Back to 2025 Abstracts
Totally Endoscopic Multivessel Coronary Revascularization In A High-risk Patient With Prior Chest Radiation And Bilateral Ita Grafting: A Case Report
Yazan N. AlJamal1, Husam Balkhy
2.
1Mayo Clinic, Rochester, MN, USA,
2University of Chicago, Chicago, IL, USA.
OBJECTIVE: To demonstrate the feasibility and safety of robotic multivessel Totally Endoscopic Coronary Artery Bypass (TECAB) using bilateral internal thoracic arteries (BITA) in an extremely high-risk patient with significant comorbidities—including prior chest radiation, chronic respiratory failure, and advanced peripheral vascular disease—who was deemed inoperable via sternotomy.

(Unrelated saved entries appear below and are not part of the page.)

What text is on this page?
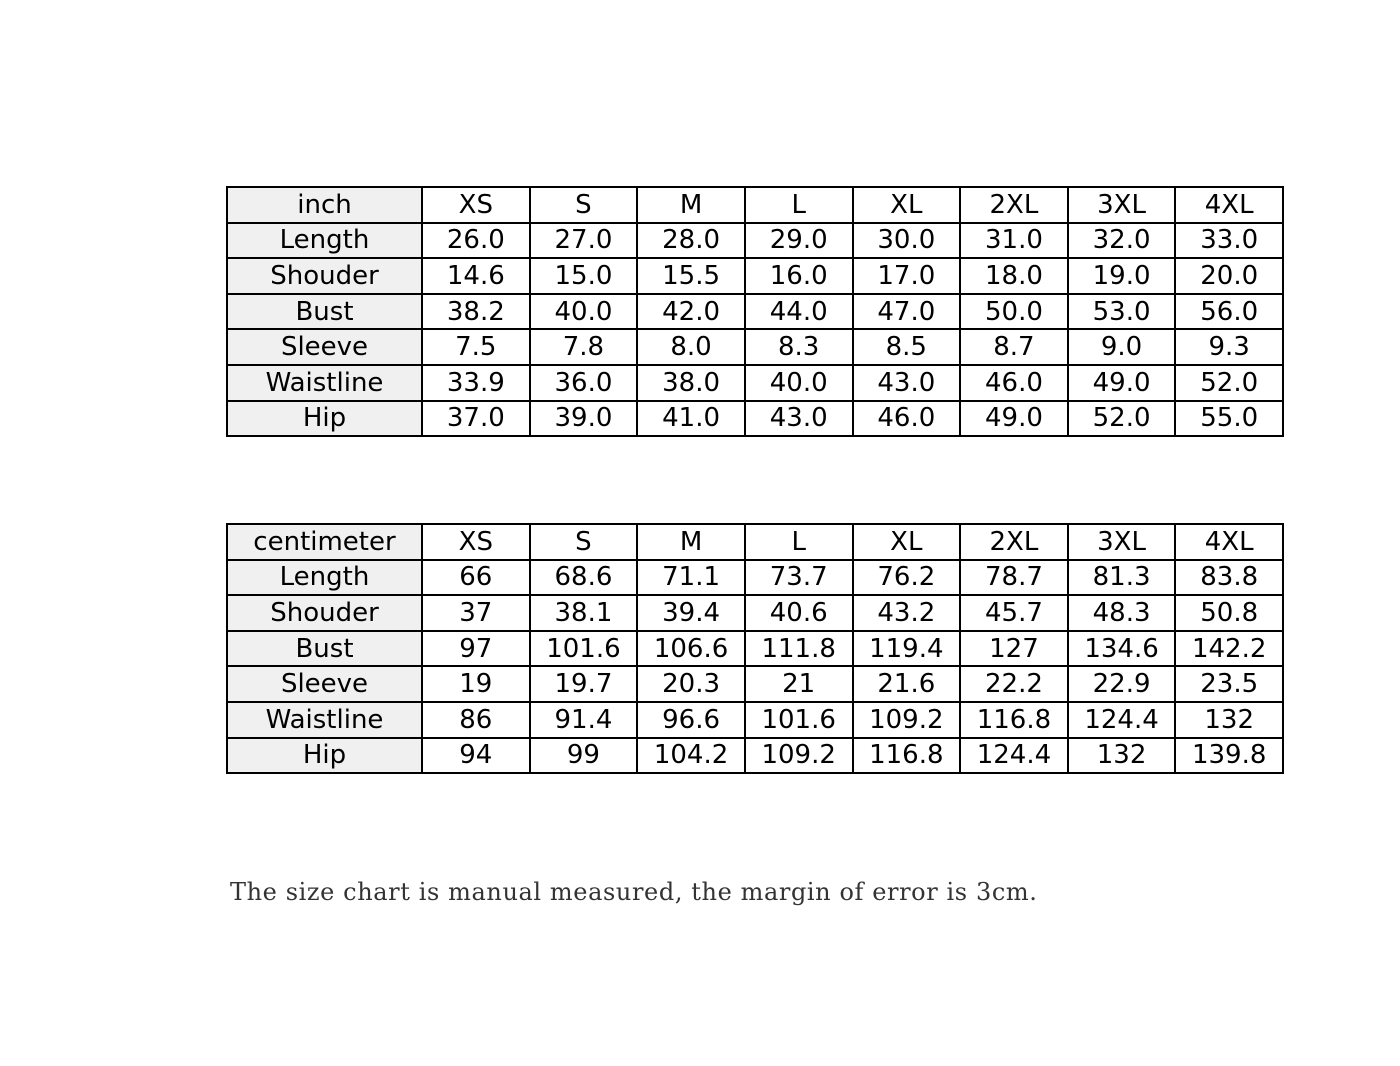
inch	XS	S	M	L	XL	2XL	3XL	4XL
Length	26.0	27.0	28.0	29.0	30.0	31.0	32.0	33.0
Shouder	14.6	15.0	15.5	16.0	17.0	18.0	19.0	20.0
Bust	38.2	40.0	42.0	44.0	47.0	50.0	53.0	56.0
Sleeve	7.5	7.8	8.0	8.3	8.5	8.7	9.0	9.3
Waistline	33.9	36.0	38.0	40.0	43.0	46.0	49.0	52.0
Hip	37.0	39.0	41.0	43.0	46.0	49.0	52.0	55.0
centimeter	XS	S	M	L	XL	2XL	3XL	4XL
Length	66	68.6	71.1	73.7	76.2	78.7	81.3	83.8
Shouder	37	38.1	39.4	40.6	43.2	45.7	48.3	50.8
Bust	97	101.6	106.6	111.8	119.4	127	134.6	142.2
Sleeve	19	19.7	20.3	21	21.6	22.2	22.9	23.5
Waistline	86	91.4	96.6	101.6	109.2	116.8	124.4	132
Hip	94	99	104.2	109.2	116.8	124.4	132	139.8
The size chart is manual measured, the margin of error is 3cm.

METHODS: A 69-year-old male presented with progressive dyspnea on exertion and severe three-vessel coronary artery disease. Comorbidities included prior chest radiation, chronic hypoxic respiratory failure on home oxygen, recurrent pleural effusions, CKD stage III, and left below-knee amputation. He was declined for sternotomy by multiple centers. He was offered robotic multivessel TECAB with BITA to the LAD and OM branches, with planned staged PCI to the RCA.Under general anesthesia, the patient was positioned supine. Due to intolerance of single-lung ventilation, the procedure was performed with intermittent bilateral lung ventilation. Robotic ports were placed in standard left thoracic positions. Both ITAs were harvested in skeletonized fashion. The LITA was anastomosed to the LAD and the RITA to the OM branch using running 7-0 Prolene sutures and 1.5 mm shunts. After the first anastomosis, the patient developed ventricular fibrillation—likely from reperfusion injury—requiring ACLS, defibrillation, and placement of a femoral intra-aortic balloon pump. Sinus rhythm was restored, and reassessment revealed no deterioration in cardiac function. EF improved to 50% by the end of the case. The robot was re-docked, and the second graft was completed.
RESULTS: Both grafts demonstrated excellent flow. Hemostasis was achieved, bilateral chest drains were placed, and the patient was extubated the same evening. He was transferred to the floor on postoperative day 1 and discharged home on day 4. At four-week follow-up, the patient reported complete resolution of dyspnea and significantly improved functional status.
CONCLUSIONS: This case highlights the feasibility of robotic BITA TECAB in patients with prohibitive surgical risk. With appropriate expertise and intraoperative adaptability, robotic revascularization can be safely completed even in the face of acute intraoperative instability.